Development and validation of a UHPLC-MS/MS method for the quantitative analysis of trans-ISRIB in human plasma
The integrated stress response (ISR) is a crucial cellular defense mechanism activated under various stress conditions, leading to a reduction in global protein synthesis to maintain cellular homeostasis. Trans-integrated stress response inhibitor (trans-ISRIB) has emerged as a promising therapeutic candidate for neurodegenerative diseases by counteracting ISR-induced translational repression. However, its clinical and preclinical evaluation requires a sensitive and reliable analytical method for its quantification in biological matrices.

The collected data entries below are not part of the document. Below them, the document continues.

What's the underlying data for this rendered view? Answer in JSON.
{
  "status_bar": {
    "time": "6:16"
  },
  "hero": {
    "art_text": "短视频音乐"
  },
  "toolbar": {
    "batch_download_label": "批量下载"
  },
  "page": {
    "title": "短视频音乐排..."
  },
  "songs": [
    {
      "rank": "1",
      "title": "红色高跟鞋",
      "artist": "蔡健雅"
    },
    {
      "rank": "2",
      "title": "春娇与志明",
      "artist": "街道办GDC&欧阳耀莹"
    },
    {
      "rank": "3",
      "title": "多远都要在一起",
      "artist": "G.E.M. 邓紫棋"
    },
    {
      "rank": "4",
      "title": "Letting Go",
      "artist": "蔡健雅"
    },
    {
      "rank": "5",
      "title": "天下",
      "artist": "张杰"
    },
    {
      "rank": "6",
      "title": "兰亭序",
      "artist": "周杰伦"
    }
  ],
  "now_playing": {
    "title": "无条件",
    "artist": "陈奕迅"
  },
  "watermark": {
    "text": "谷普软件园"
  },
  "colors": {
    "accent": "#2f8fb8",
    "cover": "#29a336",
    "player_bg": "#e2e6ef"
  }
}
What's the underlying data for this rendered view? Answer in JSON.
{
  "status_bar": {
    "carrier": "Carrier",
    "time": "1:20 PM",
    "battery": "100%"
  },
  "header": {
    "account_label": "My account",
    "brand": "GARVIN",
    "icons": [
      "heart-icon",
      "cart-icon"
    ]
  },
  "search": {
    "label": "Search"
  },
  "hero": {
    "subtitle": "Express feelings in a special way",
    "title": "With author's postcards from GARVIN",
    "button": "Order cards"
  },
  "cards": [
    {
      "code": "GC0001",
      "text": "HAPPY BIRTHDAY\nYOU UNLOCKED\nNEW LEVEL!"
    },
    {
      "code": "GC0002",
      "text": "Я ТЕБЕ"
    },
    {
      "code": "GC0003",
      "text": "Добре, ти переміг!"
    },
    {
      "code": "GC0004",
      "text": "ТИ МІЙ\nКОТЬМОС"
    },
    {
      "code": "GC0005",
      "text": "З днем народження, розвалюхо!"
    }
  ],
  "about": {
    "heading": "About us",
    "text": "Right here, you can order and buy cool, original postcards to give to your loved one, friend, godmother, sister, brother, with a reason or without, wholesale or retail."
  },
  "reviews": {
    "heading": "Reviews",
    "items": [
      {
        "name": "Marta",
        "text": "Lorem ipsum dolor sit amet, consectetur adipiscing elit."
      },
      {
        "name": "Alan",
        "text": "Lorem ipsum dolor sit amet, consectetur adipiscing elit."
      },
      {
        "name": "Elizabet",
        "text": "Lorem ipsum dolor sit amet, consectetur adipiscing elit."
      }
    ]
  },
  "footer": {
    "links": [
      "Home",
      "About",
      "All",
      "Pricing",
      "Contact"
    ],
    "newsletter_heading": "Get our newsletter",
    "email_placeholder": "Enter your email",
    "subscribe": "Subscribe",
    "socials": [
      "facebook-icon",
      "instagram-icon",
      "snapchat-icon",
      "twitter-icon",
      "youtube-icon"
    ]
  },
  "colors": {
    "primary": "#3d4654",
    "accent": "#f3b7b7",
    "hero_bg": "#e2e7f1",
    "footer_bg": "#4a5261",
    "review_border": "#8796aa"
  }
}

This study presents the development and validation of an ultra-high performance liquid chromatography-tandem mass spectrometry (UHPLC-MS/MS) method for the quantitative analysis of trans-ISRIB in human plasma, adhering to the U.S. FDA’s bioanalytical method validation guidelines. The analytical workflow incorporates a liquid-liquid extraction technique for sample preparation, where plasma samples are spiked with an internal standard (IS) to enhance analytical accuracy. Extracted samples are then dried under nitrogen, reconstituted in a mobile phase, and subjected to chromatographic separation on a Waters XSelect HSS T3 column under isocratic conditions. The mobile phase consists of 0.1% acetic acid in a 70% methanol aqueous solution, with a flow rate of 0.500 mL/min.
Detection and quantification are performed using a tandem mass spectrometer equipped with a positive electrospray ionization (ESI+) source, operating in multiple-reaction-monitoring (MRM) mode. The method demonstrates a linear calibration range spanning 0.500 to 1.00 × 10³ nM for trans-ISRIB, exhibiting high specificity, precision, accuracy, and recovery. This validated UHPLC-MS/MS method fills a critical analytical gap, providing a robust and reliable approach for trans-ISRIB quantification in human plasma, which is essential for its further pharmacokinetic and clinical studies.